The Tragedy Of Richard III

3 June 2016 | 3:34 pm | Roshan Clerke

"We lose the thrill of the story, as its dramatic gravity is replaced with nervous hand-wringing."

History is written by the winners. We form imagined communities from the stories that we collectively tell ourselves, and categorise experiences in accordance with the specific social, historical, and intellectual forces that are responsible for publishing them. Change is not synonymous with progress, and we know that normativity is not an observation, but rather a political and moral evaluation. Physical differences are not a sign of evil forces at work, and sequences of historical events are devoid of simplistic causation. We know all of these things.

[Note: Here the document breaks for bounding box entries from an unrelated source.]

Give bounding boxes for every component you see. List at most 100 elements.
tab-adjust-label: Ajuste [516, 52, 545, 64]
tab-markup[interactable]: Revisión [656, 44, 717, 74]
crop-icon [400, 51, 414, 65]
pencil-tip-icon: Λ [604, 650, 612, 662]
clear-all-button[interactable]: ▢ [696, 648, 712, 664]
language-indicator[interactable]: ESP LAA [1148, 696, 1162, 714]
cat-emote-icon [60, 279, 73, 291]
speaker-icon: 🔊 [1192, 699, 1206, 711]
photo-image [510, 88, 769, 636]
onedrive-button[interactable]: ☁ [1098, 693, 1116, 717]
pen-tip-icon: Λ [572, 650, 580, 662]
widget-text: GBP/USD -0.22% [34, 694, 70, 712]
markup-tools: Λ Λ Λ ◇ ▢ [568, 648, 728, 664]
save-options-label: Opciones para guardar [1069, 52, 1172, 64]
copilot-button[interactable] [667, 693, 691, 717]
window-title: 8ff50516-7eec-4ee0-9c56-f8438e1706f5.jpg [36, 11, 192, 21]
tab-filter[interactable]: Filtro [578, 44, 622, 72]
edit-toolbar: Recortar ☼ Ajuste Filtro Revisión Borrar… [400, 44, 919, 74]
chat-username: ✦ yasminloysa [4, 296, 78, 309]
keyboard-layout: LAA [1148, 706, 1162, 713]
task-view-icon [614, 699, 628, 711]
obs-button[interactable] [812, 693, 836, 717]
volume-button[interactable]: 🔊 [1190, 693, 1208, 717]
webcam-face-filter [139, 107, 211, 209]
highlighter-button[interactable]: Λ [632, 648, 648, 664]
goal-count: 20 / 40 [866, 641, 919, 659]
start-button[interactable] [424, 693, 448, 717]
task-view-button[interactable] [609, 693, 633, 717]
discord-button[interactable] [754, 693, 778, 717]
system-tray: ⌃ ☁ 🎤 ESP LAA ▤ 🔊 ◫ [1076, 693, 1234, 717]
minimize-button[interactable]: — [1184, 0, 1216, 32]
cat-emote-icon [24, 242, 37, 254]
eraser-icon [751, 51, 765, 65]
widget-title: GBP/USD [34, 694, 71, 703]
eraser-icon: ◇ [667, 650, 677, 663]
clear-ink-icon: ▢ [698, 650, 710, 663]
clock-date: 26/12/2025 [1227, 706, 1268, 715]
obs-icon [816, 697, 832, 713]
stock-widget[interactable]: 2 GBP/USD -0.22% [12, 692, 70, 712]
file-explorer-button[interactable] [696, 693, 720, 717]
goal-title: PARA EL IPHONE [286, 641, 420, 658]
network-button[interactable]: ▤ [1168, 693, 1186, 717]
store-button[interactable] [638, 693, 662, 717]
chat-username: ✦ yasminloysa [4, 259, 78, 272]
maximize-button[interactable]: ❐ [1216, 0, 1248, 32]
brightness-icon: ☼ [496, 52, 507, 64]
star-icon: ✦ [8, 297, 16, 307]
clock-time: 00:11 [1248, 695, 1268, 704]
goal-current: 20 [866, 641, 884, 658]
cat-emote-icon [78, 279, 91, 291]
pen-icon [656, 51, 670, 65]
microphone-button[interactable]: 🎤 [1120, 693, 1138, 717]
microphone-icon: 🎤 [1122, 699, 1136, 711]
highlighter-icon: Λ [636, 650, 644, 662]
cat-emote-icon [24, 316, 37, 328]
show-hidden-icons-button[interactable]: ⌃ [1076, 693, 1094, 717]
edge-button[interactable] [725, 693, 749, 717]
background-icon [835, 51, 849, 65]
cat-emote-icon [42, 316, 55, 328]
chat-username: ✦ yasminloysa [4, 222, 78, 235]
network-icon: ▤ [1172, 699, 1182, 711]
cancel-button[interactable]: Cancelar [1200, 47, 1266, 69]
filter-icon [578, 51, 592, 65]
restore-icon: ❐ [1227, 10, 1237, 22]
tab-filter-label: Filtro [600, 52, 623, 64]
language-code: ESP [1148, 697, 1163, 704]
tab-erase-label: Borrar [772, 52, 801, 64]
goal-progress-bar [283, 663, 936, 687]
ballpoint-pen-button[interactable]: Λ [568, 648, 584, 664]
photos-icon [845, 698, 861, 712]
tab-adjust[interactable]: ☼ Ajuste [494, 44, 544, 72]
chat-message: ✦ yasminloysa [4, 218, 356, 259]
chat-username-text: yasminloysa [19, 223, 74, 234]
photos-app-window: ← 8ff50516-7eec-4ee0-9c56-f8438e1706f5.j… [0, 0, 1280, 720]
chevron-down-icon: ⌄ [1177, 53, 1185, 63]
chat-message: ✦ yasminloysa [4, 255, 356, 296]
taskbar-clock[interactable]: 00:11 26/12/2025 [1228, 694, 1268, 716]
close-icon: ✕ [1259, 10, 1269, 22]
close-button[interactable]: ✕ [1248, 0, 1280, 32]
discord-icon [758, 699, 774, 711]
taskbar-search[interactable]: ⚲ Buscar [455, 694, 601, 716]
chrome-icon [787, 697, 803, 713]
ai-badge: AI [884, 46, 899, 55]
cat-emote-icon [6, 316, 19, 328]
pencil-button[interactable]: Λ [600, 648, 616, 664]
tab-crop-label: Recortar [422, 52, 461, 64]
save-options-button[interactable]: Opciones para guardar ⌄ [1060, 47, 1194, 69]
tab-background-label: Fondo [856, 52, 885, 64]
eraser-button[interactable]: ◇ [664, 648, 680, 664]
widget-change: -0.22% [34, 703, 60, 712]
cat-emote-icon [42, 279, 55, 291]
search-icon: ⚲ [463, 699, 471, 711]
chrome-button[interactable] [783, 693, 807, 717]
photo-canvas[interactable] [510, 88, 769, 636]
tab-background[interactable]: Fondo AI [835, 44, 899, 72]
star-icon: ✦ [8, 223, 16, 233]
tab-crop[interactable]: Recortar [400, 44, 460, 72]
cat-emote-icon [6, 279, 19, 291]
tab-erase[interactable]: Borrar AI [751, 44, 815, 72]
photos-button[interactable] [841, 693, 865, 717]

However, this hasn't stopped playwrights Marcel Dorney and Dan Evans from taking it upon themselves to try and remind us. What is striking is that they have chosen to attempt it by wrangling William Shakespeare's The Tragedy Of King Richard III into this messy affair. It is a spectacularly designed production that aims to expose the silhouette of uncertainty that surrounds the portrayal of any historical character, that unfortunately bleeds dry the life from the original text in the process.

There are moments of levity and genuine suspension of disbelief, but the heavy-handed meta-dialogue and painstakingly overwrought conceptualisation of the play often end up evoking more sympathy than empathy towards the eponymous character. As a result, his portrayal is just as problematic as Shakespeare's villainous deception of him, only we lose the thrill of the story, as its dramatic gravity is replaced with nervous hand-wringing.